En el origen de la fe se hallan presentes, pues, la decisión del hombre por la fe y el don gratuito de Dios
que permite acceder a ella. Decisión humana —a la que sigue una disposición para el compromiso—, y gracia de
Dios son requisitos necesarios para la fe. Sin el don de Dios, la fe sería pura elección humana de algo creado. Sin
la cooperación del hombre, la fe no pasaría de ser una imposición o sólo una gracia, lo cual privaría a la fe del
carácter humano, en el sentido de que la libertad no intervendría en el acceso a la fe. Todo ello muestra el
carácter único de la fe, que es punto de encuentro de la acción de Dios que llega gratuitamente al hombre, y de la
respuesta libre de éste a la gracia.
Por todo esto, el Concilio de Orange habla de una “iluminación e inspiración del Espíritu, que da a todos
suavidad en el consentir y creer a la verdad”1. Esta enseñanza es recogida y explicitada en los concilios de
Trento, Vaticano I y II. Todas estas enseñanzas bíblicas y magisteriales expresan que la iniciativa es de Dios,
quien primero obra e invita a creer.

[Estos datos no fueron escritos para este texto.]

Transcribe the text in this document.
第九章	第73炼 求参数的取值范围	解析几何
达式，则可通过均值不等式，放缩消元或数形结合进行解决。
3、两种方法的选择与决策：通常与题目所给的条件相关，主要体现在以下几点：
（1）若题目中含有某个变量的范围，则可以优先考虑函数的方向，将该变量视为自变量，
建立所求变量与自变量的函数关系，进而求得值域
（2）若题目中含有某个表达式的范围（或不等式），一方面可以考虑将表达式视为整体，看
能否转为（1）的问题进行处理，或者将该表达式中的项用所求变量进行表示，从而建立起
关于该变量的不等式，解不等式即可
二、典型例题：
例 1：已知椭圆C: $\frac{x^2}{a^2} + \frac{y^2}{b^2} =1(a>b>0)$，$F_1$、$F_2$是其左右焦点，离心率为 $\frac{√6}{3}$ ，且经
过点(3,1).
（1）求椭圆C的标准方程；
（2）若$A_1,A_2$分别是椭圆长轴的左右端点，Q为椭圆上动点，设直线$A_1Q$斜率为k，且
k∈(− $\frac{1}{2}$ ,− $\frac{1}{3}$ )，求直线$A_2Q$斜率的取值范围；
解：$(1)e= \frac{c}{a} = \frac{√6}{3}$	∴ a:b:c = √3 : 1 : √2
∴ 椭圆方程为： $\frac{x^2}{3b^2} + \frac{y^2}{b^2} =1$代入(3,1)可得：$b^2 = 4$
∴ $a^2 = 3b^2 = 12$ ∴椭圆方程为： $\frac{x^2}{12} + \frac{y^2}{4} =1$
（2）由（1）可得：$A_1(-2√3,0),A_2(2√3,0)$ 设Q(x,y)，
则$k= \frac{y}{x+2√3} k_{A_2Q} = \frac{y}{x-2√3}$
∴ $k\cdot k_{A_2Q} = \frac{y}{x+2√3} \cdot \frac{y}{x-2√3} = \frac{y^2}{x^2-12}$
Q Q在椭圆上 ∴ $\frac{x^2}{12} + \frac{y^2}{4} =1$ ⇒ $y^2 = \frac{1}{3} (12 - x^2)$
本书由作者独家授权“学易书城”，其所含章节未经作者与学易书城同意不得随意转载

La respuesta del hombre es libre, pero va injertada en la iniciativa de Dios, y
está ya como comenzada en la atracción de la gracia.
1 La Sagrada Escritura atestigua esta acción de Dios sobre personas particulares a las que mueve hacia la fe,
y sirve de varios modos para expresarla. Es, en todo caso, acción interior de Dios sobre el alma. Dios
“revela” a los pequeños (Mt 11, 25), a Pedro (Mt 16, 17): “abre el corazón” de Lidia (Hch 16, 14); hace
brillar la luz en los corazones (2 Cor 4, 6); su acción es “unción” (2 Cor 1, 21-22), “atracción” (Jn 6, 44-45),
“testimonio” (1 Jn 5, 6).
4. La fe, inicio de la deificación
Es doctrina del Concilio de Trento, reiterada por el Vaticano I, que la fe es el comienzo de la salvación
del hombre. Es decir, la salvación traída por Jesucristo comienza a ser efectiva para el hombre a través
del acto de aceptación y de entrega propios de la fe. Esta salvación consiste en la transformación interior
que convierte al hombre de pecador en justo, dándole la gracia que asemeja a Jesucristo y haciéndole
entrar en la vida íntima de Dios. La justificación y deificación no tiene lugar sólo por la fe sino que son
necesarias también las obras de la fe con las que el hombre coopera a su salvación. La fe desempeña, sin
embargo, una función única que es la de abrir el espíritu a la acción de Dios a través de la entrega de la
misma fe y de la comunión con Dios que de ese modo comienza a tener lugar.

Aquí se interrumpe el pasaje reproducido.